The Intent of the TSA English Language (Written Skills) Assessment

The TSA English Language (Written Skills) assessment is designed to evaluate your ability to read and comprehend written material and your writing skill. Beyond this, it also assesses your general understanding and use of the English language.

Importance of the TSA Written Skills Assessment

This test is essential for all TSOs who will have to rely on their written communication skills when communicating with travelers and other personnel.

How Difficult is the TSA Written Skills Assessment?

The English Language (Written Skills) assessment is a relatively easy task.

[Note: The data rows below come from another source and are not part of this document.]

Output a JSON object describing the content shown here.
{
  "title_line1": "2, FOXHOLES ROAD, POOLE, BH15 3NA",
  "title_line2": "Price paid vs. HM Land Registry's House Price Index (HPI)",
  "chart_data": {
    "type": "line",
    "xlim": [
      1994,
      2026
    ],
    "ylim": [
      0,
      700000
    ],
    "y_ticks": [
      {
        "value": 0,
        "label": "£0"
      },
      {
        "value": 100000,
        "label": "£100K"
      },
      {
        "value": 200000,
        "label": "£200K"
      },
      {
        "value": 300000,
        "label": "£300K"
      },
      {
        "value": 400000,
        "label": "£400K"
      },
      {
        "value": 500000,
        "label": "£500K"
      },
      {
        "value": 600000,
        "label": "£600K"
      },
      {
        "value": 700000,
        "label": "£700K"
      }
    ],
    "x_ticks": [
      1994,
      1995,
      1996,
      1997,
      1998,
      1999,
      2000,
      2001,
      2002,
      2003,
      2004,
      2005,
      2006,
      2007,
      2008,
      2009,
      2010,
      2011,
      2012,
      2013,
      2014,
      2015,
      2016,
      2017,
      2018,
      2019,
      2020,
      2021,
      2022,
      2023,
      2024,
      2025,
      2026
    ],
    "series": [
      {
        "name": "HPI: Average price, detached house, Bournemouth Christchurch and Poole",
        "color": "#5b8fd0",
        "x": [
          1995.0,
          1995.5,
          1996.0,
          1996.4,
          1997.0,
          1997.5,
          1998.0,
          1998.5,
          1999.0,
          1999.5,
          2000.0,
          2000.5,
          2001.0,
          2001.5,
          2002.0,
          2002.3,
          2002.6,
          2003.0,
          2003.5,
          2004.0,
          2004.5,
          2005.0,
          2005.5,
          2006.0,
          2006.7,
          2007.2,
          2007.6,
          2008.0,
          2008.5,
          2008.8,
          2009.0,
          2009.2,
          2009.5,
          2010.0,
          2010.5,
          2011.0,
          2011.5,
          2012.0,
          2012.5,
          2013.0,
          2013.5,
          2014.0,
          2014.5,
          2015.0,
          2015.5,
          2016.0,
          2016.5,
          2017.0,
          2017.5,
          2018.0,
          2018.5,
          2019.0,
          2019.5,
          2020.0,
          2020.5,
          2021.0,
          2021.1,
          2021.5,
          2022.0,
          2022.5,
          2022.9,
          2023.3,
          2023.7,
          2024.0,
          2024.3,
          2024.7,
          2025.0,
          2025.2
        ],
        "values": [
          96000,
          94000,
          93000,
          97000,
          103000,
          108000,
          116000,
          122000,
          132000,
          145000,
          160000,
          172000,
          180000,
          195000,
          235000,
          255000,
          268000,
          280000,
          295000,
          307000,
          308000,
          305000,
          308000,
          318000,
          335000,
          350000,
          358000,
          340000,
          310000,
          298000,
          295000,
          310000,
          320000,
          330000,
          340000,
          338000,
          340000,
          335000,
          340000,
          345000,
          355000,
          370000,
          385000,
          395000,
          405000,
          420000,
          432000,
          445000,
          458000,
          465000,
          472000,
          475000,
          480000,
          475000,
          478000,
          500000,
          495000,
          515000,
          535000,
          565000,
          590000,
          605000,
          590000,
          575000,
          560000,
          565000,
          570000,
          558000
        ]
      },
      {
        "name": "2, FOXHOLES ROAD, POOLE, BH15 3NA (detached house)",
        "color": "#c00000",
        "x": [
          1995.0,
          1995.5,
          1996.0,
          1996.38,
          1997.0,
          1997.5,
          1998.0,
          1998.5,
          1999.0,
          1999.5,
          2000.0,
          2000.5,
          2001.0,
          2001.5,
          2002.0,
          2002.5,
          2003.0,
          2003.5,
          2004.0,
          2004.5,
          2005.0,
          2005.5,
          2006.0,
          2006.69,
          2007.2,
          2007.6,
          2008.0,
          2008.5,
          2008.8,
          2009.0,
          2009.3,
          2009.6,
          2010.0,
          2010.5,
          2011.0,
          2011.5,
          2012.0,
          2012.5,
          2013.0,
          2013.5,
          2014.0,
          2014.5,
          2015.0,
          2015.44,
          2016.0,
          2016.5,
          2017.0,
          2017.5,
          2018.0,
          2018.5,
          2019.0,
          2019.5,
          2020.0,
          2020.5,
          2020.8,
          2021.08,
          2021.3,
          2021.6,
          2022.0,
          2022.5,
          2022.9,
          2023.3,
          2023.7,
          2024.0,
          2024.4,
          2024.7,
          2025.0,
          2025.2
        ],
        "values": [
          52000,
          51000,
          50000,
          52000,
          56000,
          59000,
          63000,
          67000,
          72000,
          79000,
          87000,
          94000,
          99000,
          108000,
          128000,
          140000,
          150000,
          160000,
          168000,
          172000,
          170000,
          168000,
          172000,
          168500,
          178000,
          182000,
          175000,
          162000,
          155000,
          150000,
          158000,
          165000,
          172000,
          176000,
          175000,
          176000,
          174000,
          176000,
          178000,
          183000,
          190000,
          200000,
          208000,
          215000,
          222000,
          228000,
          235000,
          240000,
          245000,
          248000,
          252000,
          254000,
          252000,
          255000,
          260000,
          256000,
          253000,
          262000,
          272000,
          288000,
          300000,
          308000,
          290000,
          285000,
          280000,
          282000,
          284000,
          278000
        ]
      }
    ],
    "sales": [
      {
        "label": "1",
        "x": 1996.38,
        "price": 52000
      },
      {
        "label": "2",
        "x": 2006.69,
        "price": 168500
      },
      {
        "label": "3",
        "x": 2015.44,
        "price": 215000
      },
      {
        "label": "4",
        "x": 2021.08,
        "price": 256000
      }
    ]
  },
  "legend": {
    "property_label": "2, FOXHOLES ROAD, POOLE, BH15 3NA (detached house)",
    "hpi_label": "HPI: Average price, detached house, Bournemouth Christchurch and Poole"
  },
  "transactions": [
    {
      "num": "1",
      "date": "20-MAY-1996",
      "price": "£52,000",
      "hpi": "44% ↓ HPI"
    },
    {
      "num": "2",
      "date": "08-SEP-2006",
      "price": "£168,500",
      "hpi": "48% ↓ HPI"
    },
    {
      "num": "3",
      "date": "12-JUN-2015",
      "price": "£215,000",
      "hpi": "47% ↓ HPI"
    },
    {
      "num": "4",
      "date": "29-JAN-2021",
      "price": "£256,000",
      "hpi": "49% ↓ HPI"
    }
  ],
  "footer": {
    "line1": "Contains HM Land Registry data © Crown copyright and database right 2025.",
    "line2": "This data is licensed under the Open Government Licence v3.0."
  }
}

However, candidates should prepare and practice for the test to ensure they understand the material and can answer questions accurately.

Tips for scoring better in the TSA Written Skills Assessment

By taking more advanced preparation courses, applicants can better understand the topics covered on the test.

Additionally, reading comprehension books and English-language textbooks can also be beneficial in helping candidates prepare for the TSA Written Skills Assessment.

TSA Object Recognition (X-Ray) Test

The TSA Object Recognition (X-Ray) Test evaluates your understanding of how to properly use x-ray machines in accordance with TSA regulations and procedures. The TSA X-Ray Test’s image recognition section shows how well you identify banned items in x-ray images. There are questions about how to operate baggage scanners and X-Ray machines. You will be given several x-ray images and must identify any dangerous items or illegal substances in the pictures.

Structure of the TSA Object Recognition (X-Ray) Test

There are 100 multiple-choice questions on the TSA Object Recognition (X-Ray) Test, which must be completed in approximately 30 minutes. The test has three sections:

  • Machine knowledge – This section will test your understanding of the TSA’s protocols, policies, and procedures for operating X-Ray machines.
  • Image Recognition or (ORT) – This section will test whether you can identify items that are not allowed on x-ray images.
  • TSA Operations – This section will test your understanding of TSA operations, including baggage scanning procedures.

The Intent of the TSA Object Recognition (X-Ray) Test

The TSA Object Recognition (X-Ray) Test is designed to evaluate the knowledge and skills of candidates for TSO positions. This includes their ability to operate X-Ray machines properly, identify prohibited items in luggage and x-ray images, as well as understand TSA policies and procedures.

Importance of the TSA Object Recognition (X-Ray) Test

The TSA Object Recognition (X-Ray) Test is integral to the TSO selection process. The test will help determine whether or not candidates have the knowledge and skills necessary to safely operate X-Ray machines, identify prohibited items, and follow all regulations and procedures.

How Difficult is the TSA Object Recognition (X-Ray) Test?

The TSA Object Recognition (X-Ray) Test is a challenging exam. However, with adequate preparation and practice, candidates should be able to pass the test.

Tips for scoring better in the TSA Object Recognition (X-Ray) Test

Before taking the test, candidates should read up on the TSA’s regulations and procedures related to X-Ray machines. Additionally, online resources allow applicants to practice recognizing items on x-ray images. The more familiar you are with the material, the better your chances of success on the TSA X-Ray Test.